Front Immunol. 2017 Nov 30;8:1686. doi: 10.3389/fimmu.2017.01686. eCollection 2017.
Anterior chamber-associated immune deviation (ACAID) is a well-known phenomenon that can occur after an antigen is introduced without any danger signal into the anterior chamber of a murine eye. It is reported to lead to an antigen-specific immune deviation throughout the body. Despite the relatively little evidence of this phenomenon in humans, it has been suggested as a potential prophylactic strategy in allograft rejections and in several autoimmune diseases. Cellular and molecular mechanisms of ACAID have been explored in different murine models mainly as proofs of concept, first by direct analyses of immune components in normal immunocompetent settings and by cell transfer experiments. Later, use of knockout (KO) mice has helped considerably to decipher ACAID mechanisms. However, several factors raise questions about the reliability and validity of studies using KO murine models. This mini-review summarizes results obtained with KO mice and discusses their advantages, their potential weaknesses, and their potential methods for further progress.

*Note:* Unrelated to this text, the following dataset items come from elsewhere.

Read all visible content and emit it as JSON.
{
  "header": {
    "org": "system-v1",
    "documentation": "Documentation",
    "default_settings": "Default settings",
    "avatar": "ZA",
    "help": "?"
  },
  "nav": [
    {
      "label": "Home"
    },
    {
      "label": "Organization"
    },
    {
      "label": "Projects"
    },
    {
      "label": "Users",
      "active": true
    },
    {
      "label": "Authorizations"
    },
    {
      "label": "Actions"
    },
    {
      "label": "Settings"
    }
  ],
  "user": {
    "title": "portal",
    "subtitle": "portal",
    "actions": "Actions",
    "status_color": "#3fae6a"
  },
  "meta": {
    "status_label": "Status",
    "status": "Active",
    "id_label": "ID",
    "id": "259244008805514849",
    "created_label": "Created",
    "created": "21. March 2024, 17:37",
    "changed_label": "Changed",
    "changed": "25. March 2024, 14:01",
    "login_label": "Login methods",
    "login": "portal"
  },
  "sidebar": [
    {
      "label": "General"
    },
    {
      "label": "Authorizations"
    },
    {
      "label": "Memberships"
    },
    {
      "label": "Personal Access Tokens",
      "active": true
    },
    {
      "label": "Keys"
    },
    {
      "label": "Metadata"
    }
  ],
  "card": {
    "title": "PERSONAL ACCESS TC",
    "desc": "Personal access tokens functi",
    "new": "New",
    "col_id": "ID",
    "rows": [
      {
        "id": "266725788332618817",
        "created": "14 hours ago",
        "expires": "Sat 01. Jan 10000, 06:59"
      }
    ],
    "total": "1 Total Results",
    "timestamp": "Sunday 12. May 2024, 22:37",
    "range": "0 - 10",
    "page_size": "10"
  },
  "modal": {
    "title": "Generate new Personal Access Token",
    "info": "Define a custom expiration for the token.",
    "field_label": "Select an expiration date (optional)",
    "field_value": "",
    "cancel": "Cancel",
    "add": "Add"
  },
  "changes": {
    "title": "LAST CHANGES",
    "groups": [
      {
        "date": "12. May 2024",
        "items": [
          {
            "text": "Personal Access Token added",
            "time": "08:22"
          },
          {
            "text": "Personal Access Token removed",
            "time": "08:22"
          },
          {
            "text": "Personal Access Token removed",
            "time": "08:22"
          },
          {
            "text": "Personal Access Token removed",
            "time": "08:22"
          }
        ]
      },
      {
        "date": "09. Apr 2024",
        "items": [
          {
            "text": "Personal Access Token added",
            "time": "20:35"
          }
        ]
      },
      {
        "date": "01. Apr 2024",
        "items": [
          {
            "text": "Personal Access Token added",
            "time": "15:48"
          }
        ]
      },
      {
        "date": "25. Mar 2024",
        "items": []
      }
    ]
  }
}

前房相关免疫偏离(ACAID)是一种众所周知的现象,当抗原在没有任何危险信号的情况下被引入小鼠眼前房后就会发生。据报道,它会导致全身出现抗原特异性免疫偏离。尽管在人类中这种现象的证据相对较少,但它已被提议作为同种异体移植排斥反应和几种自身免疫性疾病的一种潜在预防策略。主要在不同的小鼠模型中探索了ACAID的细胞和分子机制,主要作为概念验证,首先是在正常免疫活性环境中对免疫成分进行直接分析以及通过细胞转移实验。后来,基因敲除(KO)小鼠的使用在很大程度上有助于解读ACAID机制。然而,有几个因素对使用KO小鼠模型的研究的可靠性和有效性提出了疑问。这篇小型综述总结了使用KO小鼠获得的结果,并讨论了它们的优点、潜在弱点以及进一步取得进展的潜在方法。